Violating Data Abstraction

So, creating abstract data types is handy, and it's nice to be able write programs without worrying about implementation details. But, what's actually stopping us from crossing the abstraction barrier and use the underlying implementation?

Nothing, actually. Racket will not complain if you use cons instead of make-rational, or if you use car instead of numerator. We've reproduced the code for the rational numbers ADT below:

(define (make-rational numer denom)
  (if (= 0 denom)
      (error "Divisor cannot be 0!")
      (cons numer denom)))

(define (numerator rat)
  (car rat))

(define (denominator rat)
  (cdr rat))

Technically, if we make the following calls, the selectors will still return what we expect:

-> (define x (make-rational 3 4))
x
-> (define num (car x))
num
-> (= num (numerator x))
#t

So, why would we want to use the selector if we can just use car instead? This works for now, but problems arise when we later change our implementation of our constructors and selectors. Going under the abstraction and making assumptions on how the data structure was implemented is called a data abstraction violation (DAV).

Example: Violating the Data Abstraction

Let's say we write a new function, expt-rat, that takes a rational number and the power to which we exponentiate the rational number and returns another rational number to that power. This is the procedure we wrote:

(define (expt-rat rat n)
  (make-rational (expt (car rat) n) 
                 (expt (cdr rat) n)))

Can you spot the DAV? Given our current implementation of rational numbers, expt-rat should work with no problems:

-> (define x (make-rational 3 4))
x
-> (expt-rat x 2)
(9 . 16)

But this is dangerous! You can't guarantee your code will work if, later on, you decide to change your implementation. Let's say we rewrite the implementation this way:

(define (make-rational numer denom)
  (lambda (m) (cond ((equal? m 'numerator) numer)
                    ((equal? m 'denominator) denom)
                    (else (error "bad message to rational")))))

(define (numerator rat)
  (rat 'numerator))

(define (denominator rat)
  (rat 'denominator))

What happens now when we call expt-rat?

-> (define y (make-rational 5 6))
y
-> (expt-rat y 4)
; car: contract violation
;   expected: pair?
;   given: #<procedure>
; [,bt for context]

We get an error! Our code for expt-rat above assumes that we store the rational number as a pair, and foolishly calls car to retrieve the numerator and cdr for the denominator. And thus, Racket throws a fit when we try calling these procedures on a lambda function.

Abstraction Barriers

A window into a lab with a warning tape that says "ABSTRACTION BARRIER DO NOT CROSS"
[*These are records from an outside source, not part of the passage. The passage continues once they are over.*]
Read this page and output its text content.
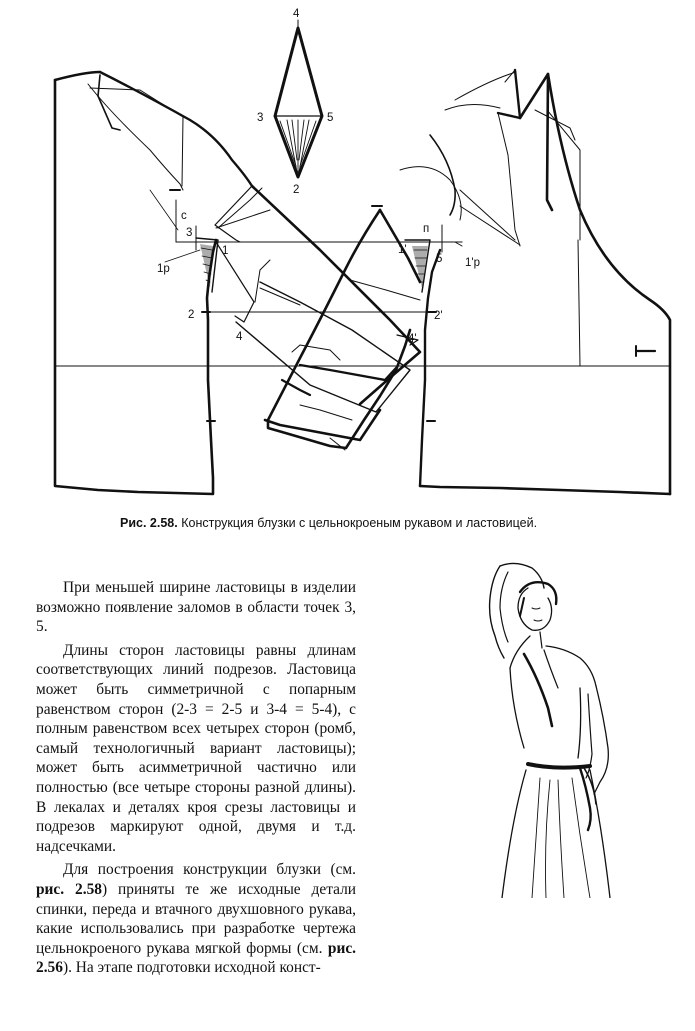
4
3	5
2
c
3
1p
1
2
4
п
1'
5 1'р
2'
4'
Рис. 2.58. Конструкция блузки с цельнокроеным рукавом и ластовицей.

При меньшей ширине ластовицы в изделии возможно появление заломов в области точек 3, 5.

Длины сторон ластовицы равны длинам соответствующих линий подрезов. Ластовица может быть симметричной с попарным равенством сторон (2-3 = 2-5 и 3-4 = 5-4), с полным равенством всех четырех сторон (ромб, самый технологичный вариант ластовицы); может быть асимметричной частично или полностью (все четыре стороны разной длины). В лекалах и деталях кроя срезы ластовицы и подрезов маркируют одной, двумя и т.д. надсечками.

Для построения конструкции блузки (см. рис. 2.58) приняты те же исходные детали спинки, переда и втачного двухшовного рукава, какие использовались при разработке чертежа цельнокроеного рукава мягкой формы (см. рис. 2.56). На этапе подготовки исходной конст-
We defined the rational-number operations in terms of a constructor make-rat and selectors numerator and denominator. In general, the underlying idea of data abstraction is to identify for each type of data object a basic set of operations (e.g. the constructors and selectors) in terms of which all manipulations of data objects of that type will be expressed, and then to use only those operations in manipulating the data.
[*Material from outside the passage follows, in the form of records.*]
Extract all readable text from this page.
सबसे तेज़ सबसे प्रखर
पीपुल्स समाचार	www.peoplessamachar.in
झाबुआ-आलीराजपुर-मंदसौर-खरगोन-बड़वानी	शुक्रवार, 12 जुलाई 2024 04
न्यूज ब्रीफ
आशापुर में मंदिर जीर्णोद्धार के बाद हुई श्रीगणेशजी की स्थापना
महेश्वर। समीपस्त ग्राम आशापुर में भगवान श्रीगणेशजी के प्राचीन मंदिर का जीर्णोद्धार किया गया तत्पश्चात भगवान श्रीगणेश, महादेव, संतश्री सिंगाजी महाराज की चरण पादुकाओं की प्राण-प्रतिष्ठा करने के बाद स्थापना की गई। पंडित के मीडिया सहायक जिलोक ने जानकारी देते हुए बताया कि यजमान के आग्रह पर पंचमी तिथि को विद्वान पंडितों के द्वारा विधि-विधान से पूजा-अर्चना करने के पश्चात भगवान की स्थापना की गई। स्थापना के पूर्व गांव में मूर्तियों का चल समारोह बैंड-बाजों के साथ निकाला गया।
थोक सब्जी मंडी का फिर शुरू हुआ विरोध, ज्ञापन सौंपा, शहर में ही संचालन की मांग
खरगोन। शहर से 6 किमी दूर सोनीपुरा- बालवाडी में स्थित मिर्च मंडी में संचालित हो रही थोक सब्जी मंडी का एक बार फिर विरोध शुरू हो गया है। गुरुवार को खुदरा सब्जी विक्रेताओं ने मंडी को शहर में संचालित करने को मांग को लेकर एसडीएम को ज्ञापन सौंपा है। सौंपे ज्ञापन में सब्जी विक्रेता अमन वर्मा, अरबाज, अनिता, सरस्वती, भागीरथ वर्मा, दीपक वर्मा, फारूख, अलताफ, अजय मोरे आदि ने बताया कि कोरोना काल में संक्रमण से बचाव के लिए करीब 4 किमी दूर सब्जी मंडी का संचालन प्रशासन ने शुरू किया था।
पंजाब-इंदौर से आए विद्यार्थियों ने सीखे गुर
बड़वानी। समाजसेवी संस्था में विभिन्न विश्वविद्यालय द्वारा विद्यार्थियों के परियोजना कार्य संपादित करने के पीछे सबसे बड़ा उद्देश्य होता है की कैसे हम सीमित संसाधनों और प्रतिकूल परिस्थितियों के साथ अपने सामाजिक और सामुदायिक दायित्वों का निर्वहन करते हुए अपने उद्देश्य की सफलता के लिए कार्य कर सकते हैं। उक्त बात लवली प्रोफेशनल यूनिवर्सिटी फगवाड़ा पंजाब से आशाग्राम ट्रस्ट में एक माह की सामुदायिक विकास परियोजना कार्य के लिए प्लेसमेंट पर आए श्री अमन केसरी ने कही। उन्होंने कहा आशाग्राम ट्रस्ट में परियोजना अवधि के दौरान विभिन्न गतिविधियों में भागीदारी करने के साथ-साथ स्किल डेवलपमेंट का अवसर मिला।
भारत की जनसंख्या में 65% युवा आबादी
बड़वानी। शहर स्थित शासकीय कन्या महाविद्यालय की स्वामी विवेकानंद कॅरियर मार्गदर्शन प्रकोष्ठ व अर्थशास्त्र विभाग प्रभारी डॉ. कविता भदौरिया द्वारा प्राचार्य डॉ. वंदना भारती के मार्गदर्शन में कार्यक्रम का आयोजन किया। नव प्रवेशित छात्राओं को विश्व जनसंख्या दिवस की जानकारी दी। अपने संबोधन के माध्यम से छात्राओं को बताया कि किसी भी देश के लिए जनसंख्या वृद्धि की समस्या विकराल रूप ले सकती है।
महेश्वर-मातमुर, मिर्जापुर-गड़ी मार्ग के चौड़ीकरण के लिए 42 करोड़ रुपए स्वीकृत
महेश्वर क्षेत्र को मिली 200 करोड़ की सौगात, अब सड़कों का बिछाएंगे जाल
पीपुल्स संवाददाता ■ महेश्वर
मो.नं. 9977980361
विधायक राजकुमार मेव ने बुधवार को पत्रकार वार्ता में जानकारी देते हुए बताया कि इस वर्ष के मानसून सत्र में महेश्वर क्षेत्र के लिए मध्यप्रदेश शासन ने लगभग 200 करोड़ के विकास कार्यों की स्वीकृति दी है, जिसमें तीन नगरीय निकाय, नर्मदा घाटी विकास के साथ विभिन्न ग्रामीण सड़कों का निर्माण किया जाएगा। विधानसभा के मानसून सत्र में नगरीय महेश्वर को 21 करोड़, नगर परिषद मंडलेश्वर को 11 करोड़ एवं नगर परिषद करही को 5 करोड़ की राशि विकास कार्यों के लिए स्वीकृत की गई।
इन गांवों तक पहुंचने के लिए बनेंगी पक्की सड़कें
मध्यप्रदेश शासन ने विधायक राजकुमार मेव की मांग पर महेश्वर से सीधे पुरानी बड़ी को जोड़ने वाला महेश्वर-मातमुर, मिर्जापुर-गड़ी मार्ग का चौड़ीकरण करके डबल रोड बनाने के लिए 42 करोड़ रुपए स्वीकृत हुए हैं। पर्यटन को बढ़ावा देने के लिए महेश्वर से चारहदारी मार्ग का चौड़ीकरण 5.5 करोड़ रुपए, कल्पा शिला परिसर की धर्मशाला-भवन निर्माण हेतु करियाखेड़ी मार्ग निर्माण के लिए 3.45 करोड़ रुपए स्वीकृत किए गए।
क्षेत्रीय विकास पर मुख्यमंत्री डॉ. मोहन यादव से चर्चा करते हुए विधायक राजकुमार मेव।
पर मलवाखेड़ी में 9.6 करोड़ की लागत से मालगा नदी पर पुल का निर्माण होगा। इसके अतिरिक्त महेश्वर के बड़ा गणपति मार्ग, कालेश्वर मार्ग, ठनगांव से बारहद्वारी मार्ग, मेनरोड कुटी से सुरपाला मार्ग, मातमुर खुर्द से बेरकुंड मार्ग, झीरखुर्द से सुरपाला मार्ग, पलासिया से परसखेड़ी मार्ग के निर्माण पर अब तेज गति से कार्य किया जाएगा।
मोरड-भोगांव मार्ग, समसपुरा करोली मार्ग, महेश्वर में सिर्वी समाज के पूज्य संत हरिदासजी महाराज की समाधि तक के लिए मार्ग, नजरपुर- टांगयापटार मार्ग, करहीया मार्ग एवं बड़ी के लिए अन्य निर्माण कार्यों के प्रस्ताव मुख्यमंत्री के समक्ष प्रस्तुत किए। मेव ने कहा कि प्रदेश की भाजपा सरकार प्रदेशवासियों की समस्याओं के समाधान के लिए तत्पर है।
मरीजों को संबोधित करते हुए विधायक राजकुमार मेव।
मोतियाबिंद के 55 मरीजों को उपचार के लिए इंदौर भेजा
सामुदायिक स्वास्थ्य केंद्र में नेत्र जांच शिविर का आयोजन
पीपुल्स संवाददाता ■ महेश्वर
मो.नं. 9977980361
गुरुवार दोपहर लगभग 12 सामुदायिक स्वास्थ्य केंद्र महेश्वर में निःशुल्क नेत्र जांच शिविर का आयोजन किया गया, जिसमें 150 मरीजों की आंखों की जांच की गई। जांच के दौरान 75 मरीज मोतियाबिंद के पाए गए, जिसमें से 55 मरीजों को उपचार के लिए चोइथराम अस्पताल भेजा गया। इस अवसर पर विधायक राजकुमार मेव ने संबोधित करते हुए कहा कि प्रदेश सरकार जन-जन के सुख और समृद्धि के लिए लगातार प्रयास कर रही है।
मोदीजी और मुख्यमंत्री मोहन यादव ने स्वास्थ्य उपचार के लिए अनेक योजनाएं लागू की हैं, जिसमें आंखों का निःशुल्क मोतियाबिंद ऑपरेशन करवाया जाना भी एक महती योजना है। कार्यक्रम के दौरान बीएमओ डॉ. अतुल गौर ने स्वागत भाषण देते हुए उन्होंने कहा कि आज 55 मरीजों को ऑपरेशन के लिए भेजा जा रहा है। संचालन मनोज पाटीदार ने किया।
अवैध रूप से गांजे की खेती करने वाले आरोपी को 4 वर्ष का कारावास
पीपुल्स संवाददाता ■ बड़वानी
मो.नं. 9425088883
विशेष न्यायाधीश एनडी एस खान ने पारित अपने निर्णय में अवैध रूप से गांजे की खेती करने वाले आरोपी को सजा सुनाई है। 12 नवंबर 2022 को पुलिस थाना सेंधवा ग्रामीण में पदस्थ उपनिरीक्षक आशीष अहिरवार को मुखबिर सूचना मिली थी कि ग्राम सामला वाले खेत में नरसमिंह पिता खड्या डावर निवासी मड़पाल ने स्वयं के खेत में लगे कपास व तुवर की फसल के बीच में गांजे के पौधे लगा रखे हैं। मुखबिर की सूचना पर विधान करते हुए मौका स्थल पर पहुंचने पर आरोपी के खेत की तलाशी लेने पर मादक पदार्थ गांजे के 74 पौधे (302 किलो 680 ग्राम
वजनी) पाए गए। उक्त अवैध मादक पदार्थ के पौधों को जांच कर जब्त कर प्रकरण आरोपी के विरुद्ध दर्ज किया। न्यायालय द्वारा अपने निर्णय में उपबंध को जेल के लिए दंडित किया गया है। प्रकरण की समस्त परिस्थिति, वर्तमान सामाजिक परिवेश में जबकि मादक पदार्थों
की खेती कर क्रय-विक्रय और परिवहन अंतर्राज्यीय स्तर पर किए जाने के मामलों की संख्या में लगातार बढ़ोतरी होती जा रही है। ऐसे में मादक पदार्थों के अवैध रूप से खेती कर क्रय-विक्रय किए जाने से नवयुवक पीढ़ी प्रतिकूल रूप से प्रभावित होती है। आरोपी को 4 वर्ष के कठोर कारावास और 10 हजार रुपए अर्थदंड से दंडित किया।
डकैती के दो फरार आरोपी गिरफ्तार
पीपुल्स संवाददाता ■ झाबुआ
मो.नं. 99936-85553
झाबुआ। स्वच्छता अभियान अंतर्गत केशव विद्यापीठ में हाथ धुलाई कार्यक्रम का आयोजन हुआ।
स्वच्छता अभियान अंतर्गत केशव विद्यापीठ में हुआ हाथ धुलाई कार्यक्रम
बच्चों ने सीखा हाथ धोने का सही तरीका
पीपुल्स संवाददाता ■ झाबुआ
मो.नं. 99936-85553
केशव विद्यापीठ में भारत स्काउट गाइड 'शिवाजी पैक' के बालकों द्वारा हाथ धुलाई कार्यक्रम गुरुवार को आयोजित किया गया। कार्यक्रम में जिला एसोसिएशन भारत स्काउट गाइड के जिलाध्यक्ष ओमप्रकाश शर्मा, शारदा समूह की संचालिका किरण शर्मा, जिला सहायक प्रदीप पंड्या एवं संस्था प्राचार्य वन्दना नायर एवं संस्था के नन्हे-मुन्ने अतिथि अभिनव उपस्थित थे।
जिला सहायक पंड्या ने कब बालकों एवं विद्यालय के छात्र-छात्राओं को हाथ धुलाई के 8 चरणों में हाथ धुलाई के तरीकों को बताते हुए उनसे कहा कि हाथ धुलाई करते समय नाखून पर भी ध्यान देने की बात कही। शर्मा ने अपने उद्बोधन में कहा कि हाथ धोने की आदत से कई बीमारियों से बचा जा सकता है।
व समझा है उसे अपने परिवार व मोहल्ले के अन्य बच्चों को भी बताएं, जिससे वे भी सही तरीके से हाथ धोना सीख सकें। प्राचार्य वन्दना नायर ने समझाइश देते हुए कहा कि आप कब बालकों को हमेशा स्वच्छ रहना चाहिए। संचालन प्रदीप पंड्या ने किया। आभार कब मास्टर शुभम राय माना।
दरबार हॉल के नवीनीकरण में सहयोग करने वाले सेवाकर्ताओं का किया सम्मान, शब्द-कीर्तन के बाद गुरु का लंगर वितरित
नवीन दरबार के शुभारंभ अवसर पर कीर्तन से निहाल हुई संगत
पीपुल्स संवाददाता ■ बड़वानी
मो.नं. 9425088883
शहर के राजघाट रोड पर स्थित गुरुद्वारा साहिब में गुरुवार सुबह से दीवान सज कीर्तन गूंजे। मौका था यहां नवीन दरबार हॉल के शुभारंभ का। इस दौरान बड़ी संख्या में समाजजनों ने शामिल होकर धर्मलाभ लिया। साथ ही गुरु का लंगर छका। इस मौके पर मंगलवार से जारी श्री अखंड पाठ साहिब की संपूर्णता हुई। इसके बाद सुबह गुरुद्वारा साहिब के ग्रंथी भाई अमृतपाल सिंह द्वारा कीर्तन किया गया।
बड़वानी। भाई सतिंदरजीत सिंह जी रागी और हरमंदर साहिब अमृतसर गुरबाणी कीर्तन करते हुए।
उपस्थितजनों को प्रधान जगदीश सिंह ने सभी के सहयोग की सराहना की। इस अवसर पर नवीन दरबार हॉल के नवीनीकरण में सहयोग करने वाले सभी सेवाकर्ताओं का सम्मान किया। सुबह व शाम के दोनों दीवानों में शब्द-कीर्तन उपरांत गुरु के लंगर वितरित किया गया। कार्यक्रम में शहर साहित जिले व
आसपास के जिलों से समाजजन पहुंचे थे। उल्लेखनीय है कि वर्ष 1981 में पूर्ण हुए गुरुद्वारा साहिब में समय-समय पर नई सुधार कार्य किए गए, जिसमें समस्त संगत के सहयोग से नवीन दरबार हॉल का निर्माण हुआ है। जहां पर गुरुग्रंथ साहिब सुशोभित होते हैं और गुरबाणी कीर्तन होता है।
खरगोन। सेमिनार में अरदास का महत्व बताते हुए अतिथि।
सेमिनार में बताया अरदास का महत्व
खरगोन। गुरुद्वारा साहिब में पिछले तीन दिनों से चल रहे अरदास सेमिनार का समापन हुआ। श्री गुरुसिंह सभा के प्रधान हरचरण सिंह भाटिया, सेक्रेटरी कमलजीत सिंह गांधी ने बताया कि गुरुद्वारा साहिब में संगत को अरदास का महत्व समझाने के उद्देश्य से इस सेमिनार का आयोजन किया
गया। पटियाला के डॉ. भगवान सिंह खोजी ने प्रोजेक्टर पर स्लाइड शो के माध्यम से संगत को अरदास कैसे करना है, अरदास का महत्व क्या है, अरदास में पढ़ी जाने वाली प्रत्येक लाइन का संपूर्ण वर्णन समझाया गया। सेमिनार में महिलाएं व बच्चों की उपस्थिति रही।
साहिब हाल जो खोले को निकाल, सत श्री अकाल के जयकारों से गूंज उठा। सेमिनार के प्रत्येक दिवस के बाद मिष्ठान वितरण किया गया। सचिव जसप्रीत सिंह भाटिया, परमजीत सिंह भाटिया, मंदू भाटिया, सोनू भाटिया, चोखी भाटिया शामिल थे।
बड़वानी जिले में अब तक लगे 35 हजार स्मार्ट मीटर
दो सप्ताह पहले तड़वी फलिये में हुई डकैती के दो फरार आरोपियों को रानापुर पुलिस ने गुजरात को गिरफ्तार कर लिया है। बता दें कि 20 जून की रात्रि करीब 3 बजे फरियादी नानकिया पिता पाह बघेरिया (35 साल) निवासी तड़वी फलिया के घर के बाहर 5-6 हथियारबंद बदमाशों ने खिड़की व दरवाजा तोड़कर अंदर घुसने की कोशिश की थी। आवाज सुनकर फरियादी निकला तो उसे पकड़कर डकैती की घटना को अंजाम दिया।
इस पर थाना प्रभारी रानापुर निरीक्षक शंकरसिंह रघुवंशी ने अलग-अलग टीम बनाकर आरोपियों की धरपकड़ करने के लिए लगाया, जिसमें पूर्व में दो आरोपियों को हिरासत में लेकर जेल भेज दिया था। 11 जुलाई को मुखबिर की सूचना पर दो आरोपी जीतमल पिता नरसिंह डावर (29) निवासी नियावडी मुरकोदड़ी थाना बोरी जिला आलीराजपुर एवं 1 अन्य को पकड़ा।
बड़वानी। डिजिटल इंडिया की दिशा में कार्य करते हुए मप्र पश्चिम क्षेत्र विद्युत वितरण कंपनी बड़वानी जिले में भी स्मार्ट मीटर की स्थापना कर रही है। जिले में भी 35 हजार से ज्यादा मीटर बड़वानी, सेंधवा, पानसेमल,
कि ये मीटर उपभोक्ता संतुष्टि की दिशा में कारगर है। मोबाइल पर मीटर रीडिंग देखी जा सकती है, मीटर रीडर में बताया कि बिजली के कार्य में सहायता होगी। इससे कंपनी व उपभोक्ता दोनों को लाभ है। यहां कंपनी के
We can envision the structure of the rational-number system as shown in the figure below. The horizontal lines represent abstraction barriers that isolate different "levels" of the system. At each level, the barrier separates the programs (above) that use the data abstraction from the programs (below) that implement the data abstraction. Programs that use rational numbers manipulate them solely in terms of the procedures supplied "for public use" by the rational-number package: add-rat, sub-rat, mul-rat, div-rat, and equal-rat?. These, in turn, are implemented solely in terms of the constructor and selectors make-rat, numerator, and denominator, which themselves are implemented in terms of pairs. The details of how pairs are implemented are irrelevant to the rest of the rational-number package so long as pairs can be manipulated by the use of cons, car, and cdr. In effect, procedures at each level are the interfaces that define the abstraction barriers and connect the different levels.

Abstraction diagram for numbers

This simple idea has many advantages. One advantage is that it makes programs much easier to maintain and to modify. Any complex data structure can be represented in a variety of ways with the primitive data structures provided by a programming language.

To understand why this is so important, consider a world where data abstraction didn't exist. Of course, the choice of representation influences the programs that operate on it; thus, if the representation were to be changed at some later time, all such programs might have to be modified accordingly. This task could be time-consuming and expensive in the case of large programs unless the dependence on the representation were to be confined by design to a very few program modules.

Luckily, if the data was implemented without any violation of data abstraction, it would be very easy to modify the entire program -- you only need to modify constructors and selectors.